We have a number of new exciting podcasting initiatives in process. In one way, I feel like we are joining the podcasting party a year after everyone else, but in another way, this work didn’t seem quite this easy until now. It also takes time for anyone to warm up to actually using a new innovation in the classroom.
The first is podcast by phone, which I have written about before as a proof of concept. I first offered this to the upper school students and teachers as an open resource, but adoption has been slow. The middle school was the first to try it with a class activity. Twenty middle school students and three teachers take an annual trip to Costa Rica to perform service work and meet students at a peer school there. This year, one of the trip leaders is putting in a call to our podcast channel every few days. This has proven a great way to keep parents and the rest of the middle school body in the loop on the group’s progress in Costa Rica.
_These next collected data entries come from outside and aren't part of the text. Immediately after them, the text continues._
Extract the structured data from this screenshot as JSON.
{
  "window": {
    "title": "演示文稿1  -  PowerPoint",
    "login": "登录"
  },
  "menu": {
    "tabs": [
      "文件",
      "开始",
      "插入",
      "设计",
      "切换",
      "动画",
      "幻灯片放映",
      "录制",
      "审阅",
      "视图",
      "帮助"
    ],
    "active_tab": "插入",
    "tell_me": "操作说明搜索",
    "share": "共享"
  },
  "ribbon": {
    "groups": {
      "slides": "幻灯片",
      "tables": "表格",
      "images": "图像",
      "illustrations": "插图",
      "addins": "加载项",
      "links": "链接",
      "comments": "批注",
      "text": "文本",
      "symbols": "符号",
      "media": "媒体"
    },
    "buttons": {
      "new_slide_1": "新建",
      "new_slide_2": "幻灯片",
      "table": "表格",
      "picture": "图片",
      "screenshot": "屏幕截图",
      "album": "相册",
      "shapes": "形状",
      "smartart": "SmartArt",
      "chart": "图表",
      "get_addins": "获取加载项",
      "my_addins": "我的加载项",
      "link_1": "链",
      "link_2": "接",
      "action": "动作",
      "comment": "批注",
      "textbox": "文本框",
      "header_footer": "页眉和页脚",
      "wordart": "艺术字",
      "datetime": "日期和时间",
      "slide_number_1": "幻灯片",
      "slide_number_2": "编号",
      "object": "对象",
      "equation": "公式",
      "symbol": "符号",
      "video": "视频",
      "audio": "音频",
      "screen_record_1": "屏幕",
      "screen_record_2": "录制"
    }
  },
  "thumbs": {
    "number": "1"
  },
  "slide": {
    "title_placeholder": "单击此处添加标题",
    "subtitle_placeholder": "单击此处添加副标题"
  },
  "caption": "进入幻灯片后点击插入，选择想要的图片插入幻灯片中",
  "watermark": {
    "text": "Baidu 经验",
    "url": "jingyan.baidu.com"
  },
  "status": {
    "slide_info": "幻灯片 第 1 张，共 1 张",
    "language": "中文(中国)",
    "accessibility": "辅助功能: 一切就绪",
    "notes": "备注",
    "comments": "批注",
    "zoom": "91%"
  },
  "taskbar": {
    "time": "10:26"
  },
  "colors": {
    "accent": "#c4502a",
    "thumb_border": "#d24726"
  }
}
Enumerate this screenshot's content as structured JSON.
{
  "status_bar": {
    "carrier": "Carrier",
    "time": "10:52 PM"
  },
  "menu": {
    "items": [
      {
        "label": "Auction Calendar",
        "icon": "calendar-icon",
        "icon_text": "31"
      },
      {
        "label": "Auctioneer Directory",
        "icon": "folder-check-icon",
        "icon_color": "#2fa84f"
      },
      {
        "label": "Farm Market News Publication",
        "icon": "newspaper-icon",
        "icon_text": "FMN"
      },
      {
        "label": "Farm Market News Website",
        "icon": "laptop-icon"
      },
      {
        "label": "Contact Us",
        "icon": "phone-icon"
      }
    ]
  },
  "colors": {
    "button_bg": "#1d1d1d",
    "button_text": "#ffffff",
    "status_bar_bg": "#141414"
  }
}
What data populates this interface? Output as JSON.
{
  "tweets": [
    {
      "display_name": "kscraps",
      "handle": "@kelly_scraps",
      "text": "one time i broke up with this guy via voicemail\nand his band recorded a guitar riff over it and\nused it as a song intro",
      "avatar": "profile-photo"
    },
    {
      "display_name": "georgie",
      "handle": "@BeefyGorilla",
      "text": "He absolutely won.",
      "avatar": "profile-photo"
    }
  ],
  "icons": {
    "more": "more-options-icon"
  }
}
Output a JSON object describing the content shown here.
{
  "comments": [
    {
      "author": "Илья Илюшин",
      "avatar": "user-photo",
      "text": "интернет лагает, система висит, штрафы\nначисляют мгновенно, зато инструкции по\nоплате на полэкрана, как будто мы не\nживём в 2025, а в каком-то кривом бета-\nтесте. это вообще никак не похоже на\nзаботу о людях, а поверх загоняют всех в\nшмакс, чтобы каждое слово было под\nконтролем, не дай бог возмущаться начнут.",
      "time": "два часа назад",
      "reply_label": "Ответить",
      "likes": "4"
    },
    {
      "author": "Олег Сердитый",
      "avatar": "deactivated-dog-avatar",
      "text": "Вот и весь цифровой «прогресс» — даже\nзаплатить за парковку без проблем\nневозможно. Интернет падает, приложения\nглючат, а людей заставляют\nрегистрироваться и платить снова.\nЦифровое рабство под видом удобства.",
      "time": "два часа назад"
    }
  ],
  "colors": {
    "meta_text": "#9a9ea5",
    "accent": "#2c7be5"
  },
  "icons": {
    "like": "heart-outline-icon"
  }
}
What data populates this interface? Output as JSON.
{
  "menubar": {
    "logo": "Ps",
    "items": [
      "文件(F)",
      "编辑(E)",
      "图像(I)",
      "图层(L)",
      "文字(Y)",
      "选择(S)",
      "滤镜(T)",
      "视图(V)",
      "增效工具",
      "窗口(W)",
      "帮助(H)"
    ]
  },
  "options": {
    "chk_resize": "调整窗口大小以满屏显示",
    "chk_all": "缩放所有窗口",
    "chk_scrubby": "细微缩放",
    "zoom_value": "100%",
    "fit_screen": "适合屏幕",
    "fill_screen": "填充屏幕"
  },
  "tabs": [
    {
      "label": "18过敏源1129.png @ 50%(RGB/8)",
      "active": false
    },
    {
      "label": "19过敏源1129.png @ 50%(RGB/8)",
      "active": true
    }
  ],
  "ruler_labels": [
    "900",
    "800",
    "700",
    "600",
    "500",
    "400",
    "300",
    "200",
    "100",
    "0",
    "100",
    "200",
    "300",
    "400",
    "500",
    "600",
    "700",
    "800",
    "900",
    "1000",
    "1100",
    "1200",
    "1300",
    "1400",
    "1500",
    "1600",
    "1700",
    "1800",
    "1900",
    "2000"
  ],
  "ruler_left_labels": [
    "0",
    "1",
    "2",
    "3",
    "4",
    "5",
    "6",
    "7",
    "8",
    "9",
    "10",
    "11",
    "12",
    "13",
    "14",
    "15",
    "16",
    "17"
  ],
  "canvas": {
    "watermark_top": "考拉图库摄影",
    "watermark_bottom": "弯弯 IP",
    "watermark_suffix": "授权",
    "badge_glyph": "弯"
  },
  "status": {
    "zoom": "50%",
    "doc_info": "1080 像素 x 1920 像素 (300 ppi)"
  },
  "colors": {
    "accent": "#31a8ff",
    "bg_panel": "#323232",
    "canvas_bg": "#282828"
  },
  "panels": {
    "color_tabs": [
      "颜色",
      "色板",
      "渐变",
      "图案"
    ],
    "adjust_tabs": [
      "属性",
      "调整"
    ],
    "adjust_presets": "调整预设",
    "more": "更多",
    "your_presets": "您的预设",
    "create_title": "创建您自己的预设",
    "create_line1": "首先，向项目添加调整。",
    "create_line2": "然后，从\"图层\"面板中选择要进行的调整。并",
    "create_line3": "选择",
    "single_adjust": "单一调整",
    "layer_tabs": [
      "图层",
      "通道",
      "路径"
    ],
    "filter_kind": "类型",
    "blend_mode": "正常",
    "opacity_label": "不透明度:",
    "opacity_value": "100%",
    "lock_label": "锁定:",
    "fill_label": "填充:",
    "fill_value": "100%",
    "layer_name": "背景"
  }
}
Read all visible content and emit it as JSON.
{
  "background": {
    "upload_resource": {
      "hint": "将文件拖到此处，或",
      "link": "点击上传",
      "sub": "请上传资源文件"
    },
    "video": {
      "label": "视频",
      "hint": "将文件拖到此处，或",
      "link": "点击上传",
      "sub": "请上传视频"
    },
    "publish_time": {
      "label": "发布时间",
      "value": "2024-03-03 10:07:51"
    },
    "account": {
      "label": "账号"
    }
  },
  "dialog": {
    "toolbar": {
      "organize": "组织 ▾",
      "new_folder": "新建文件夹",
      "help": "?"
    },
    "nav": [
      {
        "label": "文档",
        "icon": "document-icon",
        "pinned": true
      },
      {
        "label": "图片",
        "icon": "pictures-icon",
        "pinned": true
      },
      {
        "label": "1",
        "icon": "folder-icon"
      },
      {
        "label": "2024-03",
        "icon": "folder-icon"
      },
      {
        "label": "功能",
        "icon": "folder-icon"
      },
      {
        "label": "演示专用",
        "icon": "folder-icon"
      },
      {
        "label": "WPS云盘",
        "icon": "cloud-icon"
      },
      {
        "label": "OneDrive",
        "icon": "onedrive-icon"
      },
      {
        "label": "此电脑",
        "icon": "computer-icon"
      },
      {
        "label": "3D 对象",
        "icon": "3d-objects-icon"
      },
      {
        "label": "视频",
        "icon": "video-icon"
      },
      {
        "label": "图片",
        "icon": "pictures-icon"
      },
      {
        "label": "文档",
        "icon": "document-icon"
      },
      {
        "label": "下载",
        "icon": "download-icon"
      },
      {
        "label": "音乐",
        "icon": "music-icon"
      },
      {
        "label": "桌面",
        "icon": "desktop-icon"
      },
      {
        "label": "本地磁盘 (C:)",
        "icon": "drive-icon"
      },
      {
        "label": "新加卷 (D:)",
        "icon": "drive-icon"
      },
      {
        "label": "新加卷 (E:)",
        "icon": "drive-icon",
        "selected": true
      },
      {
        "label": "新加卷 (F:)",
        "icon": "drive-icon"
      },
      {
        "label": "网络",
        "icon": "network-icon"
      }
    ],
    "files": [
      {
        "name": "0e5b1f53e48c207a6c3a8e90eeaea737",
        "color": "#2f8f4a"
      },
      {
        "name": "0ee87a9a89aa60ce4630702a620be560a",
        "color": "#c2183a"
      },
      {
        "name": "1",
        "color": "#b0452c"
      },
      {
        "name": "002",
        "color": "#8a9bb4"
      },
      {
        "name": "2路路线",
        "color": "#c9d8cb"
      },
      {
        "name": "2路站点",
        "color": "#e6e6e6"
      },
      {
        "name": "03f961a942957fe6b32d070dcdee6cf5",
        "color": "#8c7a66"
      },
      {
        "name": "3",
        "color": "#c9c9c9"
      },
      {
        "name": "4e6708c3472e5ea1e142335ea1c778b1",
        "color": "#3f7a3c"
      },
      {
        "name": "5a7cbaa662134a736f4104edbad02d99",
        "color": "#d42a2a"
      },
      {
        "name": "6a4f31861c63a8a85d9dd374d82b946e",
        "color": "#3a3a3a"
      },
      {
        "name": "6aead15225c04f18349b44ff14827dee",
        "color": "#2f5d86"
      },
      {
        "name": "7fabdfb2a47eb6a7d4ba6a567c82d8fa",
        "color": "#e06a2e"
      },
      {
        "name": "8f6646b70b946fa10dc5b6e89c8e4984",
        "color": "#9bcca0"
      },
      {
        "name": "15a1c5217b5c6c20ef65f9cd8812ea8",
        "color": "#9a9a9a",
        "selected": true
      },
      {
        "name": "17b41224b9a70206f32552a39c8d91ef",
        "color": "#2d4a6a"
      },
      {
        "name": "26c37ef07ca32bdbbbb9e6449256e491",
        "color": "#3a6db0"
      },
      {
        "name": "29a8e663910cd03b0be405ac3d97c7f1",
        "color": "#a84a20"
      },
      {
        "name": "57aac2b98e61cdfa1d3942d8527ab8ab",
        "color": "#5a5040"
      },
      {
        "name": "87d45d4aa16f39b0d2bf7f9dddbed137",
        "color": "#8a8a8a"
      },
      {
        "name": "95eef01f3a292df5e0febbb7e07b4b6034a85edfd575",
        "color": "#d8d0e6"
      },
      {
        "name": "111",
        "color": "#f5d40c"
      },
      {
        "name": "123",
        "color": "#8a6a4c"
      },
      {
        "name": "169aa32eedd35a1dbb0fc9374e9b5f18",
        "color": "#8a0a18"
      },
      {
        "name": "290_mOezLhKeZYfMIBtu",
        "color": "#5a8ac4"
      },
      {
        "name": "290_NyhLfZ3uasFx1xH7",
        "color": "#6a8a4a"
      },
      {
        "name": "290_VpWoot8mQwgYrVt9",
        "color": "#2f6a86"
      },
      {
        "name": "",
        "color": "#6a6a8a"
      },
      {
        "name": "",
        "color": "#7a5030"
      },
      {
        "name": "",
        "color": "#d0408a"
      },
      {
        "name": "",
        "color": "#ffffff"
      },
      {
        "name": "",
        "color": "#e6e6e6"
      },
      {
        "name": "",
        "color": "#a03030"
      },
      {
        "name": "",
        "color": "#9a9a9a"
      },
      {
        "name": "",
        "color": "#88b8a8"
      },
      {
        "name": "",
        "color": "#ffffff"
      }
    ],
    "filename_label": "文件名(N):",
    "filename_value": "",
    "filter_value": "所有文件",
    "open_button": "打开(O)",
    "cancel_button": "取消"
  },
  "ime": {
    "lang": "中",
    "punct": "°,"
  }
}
The other groundbreaker has been really small podcast recording devices. We have acquired a few Olympus audio recorders. They are really small, record in WMV format, and have built-in USB support, so you just connect one to a computer to copy audio files to your computer. The device controls are pretty easy to use to record, play back and file new recordings. Connect a small lapel mic to the recorder to avoid the device slipping inside the speaker’s sportcoat! We also got a higher-fidelity Edirol recording device, but the practicality of the tiny Olympus devices have made them the popular choice for spoken presentations. Try free Switch to batch convert WMV to MP3 files.
These two means of recording podcasts have practically removed the possibility of technology being the obstacle to successful podcasting. I have high hopes for continued success as we roll out additional ways to podcast: Moodle plug-ins, and the “old-fashioned” built in computer mic and Audacity!